Imagine you decide to bet such that you win by throwing heads. Your original stake is £1. If you win, the bank pays you at even money (i.e. you get your stake back plus another £1). If you lose, i.e. get tails, your strategy is to play again but bet double. If you win this time you get £4 back but have bet £2+£1=£3 up to that point. If you lose again you bet £8. If you win this time, you get £16 back but have paid in £8+£4+£2+£1=£15 to that point. Clearly, if you carry on the strategy of doubling your previous stake each time you lose, when you do eventually win you will be ahead by £1. It’s a guaranteed winner. Isn’t it?
The answer is yes, as long as you can guarantee that the number of losses you will suffer is finite. But in tosses of a fair coin there is no limit to the number of tails you can throw before getting a head. To get the correct probability of winning you have to allow for all possibilities. So what is your expected stake to win this £1? The answer is the root of the paradox. The probability that you win straight off is ½ (you need to throw a head), and your stake is £1 in this case so the contribution to the expectation is £0.50. The probability that you win on the second go is ¼ (you must lose the first time and win the second so it is ½ times ½) and your stake this time is £2 so this contributes the same £0.50 to the expectation. A moment’s thought tells you that each throw contributes the same amount, £0.50, to the expected stake. We have to add this up over all possibilities, and there are an infinite number of them. The result of summing them all up is therefore infinite. If you don’t believe this just think about how quickly your stake grows after only a few losses: £1, £2, £4, £8, £16, £32, £64, £128, £256, £512, £1024, etc. After only ten losses you are staking over a thousand pounds just to get your pound back. Sure, you can win £1 this way, but you need to expect to stake an infinite amount to guarantee doing so. It is not a very good way to get rich.

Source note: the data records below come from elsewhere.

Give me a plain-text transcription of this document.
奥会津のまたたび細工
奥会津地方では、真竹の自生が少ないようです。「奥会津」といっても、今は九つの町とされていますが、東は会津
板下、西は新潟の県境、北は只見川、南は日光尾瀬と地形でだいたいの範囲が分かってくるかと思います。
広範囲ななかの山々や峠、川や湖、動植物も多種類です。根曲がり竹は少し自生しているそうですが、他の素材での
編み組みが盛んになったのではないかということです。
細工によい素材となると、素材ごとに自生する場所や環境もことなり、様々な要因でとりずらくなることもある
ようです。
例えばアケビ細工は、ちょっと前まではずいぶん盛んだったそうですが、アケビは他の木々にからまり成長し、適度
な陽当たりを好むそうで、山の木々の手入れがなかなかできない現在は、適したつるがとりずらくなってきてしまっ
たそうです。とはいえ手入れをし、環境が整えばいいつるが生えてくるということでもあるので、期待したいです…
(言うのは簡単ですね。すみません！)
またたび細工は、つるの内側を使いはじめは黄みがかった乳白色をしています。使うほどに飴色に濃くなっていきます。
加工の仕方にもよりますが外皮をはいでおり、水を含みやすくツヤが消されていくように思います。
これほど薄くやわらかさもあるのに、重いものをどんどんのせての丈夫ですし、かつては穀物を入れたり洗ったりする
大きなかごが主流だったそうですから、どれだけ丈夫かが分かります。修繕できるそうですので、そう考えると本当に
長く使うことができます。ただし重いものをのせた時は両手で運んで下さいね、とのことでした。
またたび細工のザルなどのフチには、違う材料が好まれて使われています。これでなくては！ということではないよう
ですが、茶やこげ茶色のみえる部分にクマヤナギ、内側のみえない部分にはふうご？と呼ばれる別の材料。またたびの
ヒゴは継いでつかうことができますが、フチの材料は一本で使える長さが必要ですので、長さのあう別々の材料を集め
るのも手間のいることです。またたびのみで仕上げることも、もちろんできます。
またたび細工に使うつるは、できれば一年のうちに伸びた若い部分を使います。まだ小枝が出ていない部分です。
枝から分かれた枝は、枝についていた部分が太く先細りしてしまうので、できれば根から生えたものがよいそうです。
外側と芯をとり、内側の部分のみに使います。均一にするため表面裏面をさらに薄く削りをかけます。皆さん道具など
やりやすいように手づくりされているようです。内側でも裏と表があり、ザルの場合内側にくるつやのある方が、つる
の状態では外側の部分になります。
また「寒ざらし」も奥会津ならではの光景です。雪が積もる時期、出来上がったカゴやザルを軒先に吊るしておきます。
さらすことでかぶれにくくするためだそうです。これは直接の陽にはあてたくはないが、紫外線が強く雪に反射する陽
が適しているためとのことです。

The relationship of all this to the Shooting Room is that it is shows it is dangerous to pre-suppose a finite value for a number which in principle could be infinite. If the number of souls that could be called into existence is allowed to be infinite, then any individual as no chance at all of being called into existence in any generation!
Amusing as they are, the thing that makes me most uncomfortable about these Doomsday arguments is that they attempt to determine a probability of an event without any reference to underlying mechanism. For me, a valid argument about Doomsday would have to involve a particular physical cause for the extinction of humanity (e.g. asteroid impact, climate change, nuclear war, etc). Given this physical mechanism one should construct a model within which one can estimate probabilities for the model parameters (such as the rate of occurrence of catastrophic asteroid impacts). Only then can one make a valid inference based on relevant observations and their associated likelihoods. Such calculations may indeed lead to alarming or depressing results. I fear that the greatest risk to our future survival is not from asteroid impact or global warming, where the chances can be estimated with reasonable precision, but self-destructive violence carried out by humans themselves. Science has no way of being able to predict what atrocities people are capable of so we can’t make any reliable estimate of the probability we will self-destruct. But the absence of any specific mechanism in the versions of the Doomsday argument I have discussed robs them of any scientific credibility at all.
There are better grounds for worrying about the future than simple-minded numerology.